Je n’avais que lui pour me faire compagnie pendant ces affreux dimanches où votre paroisse vous accapare, et maintenant, cela me manque de ne pouvoir plus parler du passé avec cette bonne figure. D’ailleurs, Gertrude, en bonne conscience, si nous devions faire aussi peu de cas de cette toile, était-ce la peine de la garder et d’en priver la famille de Léopold ? Il était si charmant pour tous, ce grand écervelé ! Tout le monde l’aimait. (Il se lève.) Vous rappelez-vous comme il était gai, rieur, amusant ? Et de l’esprit ! avait-il de l’esprit, hein ?

madame ambroix

Il en faisait, surtout.

ambroix, arrangeant le chàle de Gertrude.
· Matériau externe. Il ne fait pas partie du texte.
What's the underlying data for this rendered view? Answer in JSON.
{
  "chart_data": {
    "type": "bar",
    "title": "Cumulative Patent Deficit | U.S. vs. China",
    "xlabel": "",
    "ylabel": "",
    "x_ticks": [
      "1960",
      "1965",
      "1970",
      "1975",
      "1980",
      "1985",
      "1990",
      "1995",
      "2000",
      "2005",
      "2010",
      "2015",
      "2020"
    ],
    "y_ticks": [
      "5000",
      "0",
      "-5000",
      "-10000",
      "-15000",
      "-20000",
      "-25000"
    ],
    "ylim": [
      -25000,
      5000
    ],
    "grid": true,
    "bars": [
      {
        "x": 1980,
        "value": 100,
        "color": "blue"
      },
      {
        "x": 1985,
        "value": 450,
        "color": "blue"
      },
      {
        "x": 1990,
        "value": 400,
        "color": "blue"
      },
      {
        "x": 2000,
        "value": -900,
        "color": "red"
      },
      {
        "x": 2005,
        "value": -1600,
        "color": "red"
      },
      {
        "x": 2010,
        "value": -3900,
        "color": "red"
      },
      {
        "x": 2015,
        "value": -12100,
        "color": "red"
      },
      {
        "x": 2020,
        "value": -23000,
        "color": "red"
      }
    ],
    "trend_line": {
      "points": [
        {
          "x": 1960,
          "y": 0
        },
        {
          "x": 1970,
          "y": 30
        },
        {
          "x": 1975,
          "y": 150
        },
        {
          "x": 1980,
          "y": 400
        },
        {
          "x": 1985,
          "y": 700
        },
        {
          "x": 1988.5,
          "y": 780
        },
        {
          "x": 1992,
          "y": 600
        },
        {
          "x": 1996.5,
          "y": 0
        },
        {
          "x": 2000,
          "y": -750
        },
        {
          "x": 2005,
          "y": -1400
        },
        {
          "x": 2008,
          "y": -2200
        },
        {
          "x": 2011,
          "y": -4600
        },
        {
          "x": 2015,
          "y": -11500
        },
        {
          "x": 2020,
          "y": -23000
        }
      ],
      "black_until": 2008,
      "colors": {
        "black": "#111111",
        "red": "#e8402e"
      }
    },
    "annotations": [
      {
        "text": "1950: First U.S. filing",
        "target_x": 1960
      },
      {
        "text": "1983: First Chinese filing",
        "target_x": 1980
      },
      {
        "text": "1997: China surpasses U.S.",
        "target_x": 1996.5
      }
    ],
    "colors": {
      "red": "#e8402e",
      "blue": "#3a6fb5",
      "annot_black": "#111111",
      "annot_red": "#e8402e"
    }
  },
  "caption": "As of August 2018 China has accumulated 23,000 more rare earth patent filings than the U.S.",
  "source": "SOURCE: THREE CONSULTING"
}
Eh bien, oui, il en faisait, et puis ? Quel mal voyez-vous à cela ? Quand vous avez du café en grain chez vous, vous faites du café, n’est-ce pas ? et personne ne s’en plaint ; de même pour l’esprit, quand on en a, on en fait, et je n’y vois rien à redire. Du reste, avouez-le, qu’il eût de l’esprit ou qu’il en fit, Léopold ne vous a jamais entièrement convenu. Cette nature railleuse, ardente, avait de quoi vous troubler et vous effrayer, ma chère eau qui dort. (Il va mettre du sucre dans sa tasse.)

madame ambroix

Voilà le dixième morceau de sucre, au moins, que vous noyez dans votre tasse, ce café ne sera pas buvable… (Elle prend le sucrier et l’enferme dans le buffet dont elle retire la clef.)